Tensor of shape (B, T, C) representing the output features. If return_intermediates is True, returns a tuple of the output embeddings and a list of intermediate layer outputs.

class vision_architectures.nets.cait_3d.CaiT1D(config={}, checkpointing_level=0, **kwargs)[source]#

Bases: Module, PyTorchModelHubMixin

End-to-end CaiT model for classification. This class is designed for 1D input eg. language, patchified images, etc.

__init__(config={}, checkpointing_level=0, **kwargs)[source]#

Initialize the CaiT Model.

Parameters:
  • config (CaiTConfig) – An instance of the Config class that contains all the configuration parameters. It can also be passed as a dictionary and the instance will be created automatically.

  • checkpointing_level (int) – The level of checkpointing to use for activation checkpointing. Refer to ActivationCheckpointing for more details.

  • **kwargs – Additional keyword arguments for configuration.
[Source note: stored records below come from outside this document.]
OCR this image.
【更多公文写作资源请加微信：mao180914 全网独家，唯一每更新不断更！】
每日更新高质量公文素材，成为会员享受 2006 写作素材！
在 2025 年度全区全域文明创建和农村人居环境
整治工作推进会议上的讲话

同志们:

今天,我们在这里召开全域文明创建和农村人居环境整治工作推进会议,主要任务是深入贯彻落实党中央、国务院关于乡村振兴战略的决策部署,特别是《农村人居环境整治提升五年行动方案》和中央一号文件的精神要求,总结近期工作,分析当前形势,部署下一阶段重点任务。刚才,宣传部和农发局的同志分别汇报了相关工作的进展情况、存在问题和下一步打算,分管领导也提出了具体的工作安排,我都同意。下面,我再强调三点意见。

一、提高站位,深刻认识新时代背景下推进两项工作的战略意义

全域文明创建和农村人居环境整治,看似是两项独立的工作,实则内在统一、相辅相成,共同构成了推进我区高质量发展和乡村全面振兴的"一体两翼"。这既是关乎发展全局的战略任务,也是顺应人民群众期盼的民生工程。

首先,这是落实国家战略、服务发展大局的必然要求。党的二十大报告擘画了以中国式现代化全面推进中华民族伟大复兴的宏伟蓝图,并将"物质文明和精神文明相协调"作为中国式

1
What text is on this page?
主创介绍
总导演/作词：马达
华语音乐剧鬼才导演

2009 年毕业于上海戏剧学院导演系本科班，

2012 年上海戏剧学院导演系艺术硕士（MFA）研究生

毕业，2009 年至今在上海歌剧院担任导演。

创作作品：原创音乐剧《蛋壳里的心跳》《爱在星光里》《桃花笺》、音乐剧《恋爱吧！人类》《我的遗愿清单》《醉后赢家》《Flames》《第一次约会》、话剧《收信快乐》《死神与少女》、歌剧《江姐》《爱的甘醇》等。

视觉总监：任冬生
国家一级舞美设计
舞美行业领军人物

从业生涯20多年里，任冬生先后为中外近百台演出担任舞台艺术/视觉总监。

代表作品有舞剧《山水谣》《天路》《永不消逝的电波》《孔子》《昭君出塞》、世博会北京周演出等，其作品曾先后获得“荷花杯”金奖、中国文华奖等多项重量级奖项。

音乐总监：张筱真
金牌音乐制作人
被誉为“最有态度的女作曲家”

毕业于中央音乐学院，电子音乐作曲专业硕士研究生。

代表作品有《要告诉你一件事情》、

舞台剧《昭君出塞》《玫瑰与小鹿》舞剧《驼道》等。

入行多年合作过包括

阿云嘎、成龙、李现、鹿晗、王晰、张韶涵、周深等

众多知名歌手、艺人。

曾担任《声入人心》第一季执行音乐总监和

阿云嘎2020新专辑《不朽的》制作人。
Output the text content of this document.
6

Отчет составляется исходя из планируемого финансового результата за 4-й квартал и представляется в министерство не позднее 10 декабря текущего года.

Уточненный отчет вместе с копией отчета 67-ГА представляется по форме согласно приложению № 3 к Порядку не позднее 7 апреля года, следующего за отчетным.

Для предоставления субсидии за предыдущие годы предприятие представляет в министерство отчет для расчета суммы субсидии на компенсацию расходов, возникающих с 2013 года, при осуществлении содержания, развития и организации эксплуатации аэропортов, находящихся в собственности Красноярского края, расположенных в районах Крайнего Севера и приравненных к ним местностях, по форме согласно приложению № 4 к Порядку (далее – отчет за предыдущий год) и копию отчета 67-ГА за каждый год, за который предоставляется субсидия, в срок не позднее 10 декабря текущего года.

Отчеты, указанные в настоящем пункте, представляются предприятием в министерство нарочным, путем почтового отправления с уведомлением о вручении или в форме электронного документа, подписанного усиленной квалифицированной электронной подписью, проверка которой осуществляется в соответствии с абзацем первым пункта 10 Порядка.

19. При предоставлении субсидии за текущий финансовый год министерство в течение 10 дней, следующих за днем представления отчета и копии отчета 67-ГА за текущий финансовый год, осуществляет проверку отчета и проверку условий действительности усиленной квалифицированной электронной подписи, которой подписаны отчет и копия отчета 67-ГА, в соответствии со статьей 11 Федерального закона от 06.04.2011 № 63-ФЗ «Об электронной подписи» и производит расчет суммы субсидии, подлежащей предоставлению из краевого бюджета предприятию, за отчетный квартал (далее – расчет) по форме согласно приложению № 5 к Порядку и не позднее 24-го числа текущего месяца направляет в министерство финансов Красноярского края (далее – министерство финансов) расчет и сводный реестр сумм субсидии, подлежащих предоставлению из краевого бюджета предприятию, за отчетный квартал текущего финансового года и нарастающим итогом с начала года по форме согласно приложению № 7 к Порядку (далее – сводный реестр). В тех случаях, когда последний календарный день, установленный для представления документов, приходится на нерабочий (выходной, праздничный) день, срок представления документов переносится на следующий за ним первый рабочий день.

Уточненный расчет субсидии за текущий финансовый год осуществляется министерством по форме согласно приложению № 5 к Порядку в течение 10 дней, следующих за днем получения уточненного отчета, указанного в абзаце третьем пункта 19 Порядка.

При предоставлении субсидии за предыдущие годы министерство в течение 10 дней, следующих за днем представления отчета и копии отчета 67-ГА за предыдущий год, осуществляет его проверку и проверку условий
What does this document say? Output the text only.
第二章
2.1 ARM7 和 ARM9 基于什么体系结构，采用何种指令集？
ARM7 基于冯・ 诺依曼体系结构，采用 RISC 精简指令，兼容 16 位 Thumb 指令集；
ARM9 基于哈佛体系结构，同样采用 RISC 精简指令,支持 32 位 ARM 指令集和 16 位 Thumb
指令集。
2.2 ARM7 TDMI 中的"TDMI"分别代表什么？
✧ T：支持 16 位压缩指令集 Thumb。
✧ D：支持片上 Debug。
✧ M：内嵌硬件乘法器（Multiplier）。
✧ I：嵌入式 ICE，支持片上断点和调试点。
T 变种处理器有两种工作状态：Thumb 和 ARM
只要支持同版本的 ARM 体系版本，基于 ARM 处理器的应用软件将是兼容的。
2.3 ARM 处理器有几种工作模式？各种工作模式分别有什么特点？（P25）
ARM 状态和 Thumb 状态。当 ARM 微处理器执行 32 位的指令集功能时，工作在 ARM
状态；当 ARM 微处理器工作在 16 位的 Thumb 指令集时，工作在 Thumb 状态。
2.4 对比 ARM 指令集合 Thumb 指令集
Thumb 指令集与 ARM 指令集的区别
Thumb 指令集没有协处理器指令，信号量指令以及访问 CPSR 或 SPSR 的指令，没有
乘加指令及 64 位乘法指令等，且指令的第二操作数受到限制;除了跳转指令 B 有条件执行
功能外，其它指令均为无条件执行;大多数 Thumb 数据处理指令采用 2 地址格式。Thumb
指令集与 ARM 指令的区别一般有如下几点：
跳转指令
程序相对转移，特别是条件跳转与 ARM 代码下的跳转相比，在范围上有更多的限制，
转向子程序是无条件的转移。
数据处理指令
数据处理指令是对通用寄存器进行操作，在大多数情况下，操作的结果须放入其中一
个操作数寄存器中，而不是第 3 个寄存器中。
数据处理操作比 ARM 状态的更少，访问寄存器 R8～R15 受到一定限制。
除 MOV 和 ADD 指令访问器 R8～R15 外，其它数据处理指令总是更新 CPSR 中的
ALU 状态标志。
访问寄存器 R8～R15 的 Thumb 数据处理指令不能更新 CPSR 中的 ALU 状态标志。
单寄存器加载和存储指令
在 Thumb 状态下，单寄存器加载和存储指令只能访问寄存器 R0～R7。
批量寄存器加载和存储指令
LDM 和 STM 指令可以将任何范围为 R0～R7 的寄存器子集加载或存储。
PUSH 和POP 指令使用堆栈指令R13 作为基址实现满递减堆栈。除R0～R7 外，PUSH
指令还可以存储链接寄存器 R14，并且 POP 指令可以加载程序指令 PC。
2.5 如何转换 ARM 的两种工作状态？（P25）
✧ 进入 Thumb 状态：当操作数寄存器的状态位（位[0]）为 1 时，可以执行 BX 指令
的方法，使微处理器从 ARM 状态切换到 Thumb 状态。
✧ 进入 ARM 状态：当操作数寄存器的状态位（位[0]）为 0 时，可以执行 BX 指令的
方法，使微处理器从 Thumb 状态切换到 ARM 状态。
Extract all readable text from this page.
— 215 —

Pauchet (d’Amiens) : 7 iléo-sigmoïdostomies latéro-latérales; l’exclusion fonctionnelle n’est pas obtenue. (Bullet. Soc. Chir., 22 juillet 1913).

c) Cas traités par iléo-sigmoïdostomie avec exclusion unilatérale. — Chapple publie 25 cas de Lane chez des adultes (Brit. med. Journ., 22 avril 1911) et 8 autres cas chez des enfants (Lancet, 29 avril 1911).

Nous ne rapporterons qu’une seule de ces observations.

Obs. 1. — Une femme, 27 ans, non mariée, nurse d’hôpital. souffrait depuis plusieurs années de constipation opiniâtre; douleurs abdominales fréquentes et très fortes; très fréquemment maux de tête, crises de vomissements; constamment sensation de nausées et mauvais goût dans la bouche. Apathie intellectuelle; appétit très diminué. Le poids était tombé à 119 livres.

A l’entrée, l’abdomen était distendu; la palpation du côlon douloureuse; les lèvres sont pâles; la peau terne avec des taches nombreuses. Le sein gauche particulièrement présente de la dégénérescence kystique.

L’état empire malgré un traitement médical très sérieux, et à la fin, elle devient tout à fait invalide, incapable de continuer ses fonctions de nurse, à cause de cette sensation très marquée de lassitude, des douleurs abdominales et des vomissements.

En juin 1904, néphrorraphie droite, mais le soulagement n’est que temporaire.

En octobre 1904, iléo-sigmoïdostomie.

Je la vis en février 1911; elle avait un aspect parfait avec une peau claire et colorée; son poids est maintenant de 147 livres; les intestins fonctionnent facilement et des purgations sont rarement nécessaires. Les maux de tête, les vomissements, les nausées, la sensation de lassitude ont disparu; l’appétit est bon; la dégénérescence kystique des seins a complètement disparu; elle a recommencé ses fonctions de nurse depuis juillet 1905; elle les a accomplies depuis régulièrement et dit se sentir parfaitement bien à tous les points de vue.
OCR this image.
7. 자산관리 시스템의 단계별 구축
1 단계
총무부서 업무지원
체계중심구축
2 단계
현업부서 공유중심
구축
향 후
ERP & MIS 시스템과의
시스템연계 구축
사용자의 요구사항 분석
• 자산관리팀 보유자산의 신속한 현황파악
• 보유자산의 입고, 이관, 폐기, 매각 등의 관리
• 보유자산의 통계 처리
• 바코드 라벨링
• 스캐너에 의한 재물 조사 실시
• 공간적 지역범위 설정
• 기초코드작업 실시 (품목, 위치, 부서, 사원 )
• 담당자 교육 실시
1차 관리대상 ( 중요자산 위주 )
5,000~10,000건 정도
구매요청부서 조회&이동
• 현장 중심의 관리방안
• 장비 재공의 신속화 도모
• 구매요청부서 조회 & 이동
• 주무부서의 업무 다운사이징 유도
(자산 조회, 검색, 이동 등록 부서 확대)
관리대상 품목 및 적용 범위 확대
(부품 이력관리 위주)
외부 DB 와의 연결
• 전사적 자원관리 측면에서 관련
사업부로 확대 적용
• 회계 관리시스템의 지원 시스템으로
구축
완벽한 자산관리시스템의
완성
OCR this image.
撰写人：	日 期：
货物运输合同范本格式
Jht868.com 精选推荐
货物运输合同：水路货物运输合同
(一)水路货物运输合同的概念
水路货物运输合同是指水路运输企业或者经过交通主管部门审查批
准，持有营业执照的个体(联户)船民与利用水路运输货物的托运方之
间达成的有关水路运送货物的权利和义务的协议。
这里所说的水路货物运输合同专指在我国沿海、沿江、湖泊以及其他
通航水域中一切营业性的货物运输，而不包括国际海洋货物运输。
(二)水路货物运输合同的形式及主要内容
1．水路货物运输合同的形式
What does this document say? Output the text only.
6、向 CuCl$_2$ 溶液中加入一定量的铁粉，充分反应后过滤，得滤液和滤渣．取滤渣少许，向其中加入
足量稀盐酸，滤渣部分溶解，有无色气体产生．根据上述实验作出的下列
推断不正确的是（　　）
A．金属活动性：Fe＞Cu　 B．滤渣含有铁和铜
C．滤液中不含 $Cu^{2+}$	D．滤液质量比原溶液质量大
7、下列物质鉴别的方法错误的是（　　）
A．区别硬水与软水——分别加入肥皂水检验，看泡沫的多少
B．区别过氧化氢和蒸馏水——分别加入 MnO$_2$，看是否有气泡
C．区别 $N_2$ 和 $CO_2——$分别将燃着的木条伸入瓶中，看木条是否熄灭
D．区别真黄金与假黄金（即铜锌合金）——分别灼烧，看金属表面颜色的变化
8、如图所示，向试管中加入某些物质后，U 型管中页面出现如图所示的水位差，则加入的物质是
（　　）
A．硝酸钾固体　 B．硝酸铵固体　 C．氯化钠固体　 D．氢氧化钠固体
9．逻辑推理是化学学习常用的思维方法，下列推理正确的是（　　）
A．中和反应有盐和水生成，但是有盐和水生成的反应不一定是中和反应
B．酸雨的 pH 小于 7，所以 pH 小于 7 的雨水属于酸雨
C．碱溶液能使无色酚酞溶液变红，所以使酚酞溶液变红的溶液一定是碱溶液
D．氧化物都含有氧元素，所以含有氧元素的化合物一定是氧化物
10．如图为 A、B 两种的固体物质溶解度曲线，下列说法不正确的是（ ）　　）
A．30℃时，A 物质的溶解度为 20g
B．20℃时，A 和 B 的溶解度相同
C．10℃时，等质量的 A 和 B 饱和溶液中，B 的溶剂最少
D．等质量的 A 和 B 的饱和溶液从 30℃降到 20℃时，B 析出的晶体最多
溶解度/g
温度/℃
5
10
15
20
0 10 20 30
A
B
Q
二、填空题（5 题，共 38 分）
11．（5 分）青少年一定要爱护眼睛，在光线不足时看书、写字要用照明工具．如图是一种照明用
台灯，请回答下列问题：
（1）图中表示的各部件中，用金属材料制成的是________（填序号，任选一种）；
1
forward(tokens, return_intermediates=False)[source]#

Pass the input embeddings through the CaiT layers. Expects flattened input.

Parameters:
  • tokens (Tensor) – Tensor of shape (B, T, C) representing the input features.

  • return_intermediates (bool) – Return intermediate outputs such as layer/block/stage outputs.

Return type:

Tensor | tuple

Returns:

Tensor of shape (B, T, C) representing the output features.

class vision_architectures.nets.cait_3d.CaiT3D(config={}, checkpointing_level=0, **kwargs)[source]#

Bases: CaiT1D

End-to-end CaiT model for classification. This class is designed for 3D input eg. medical images, videos etc.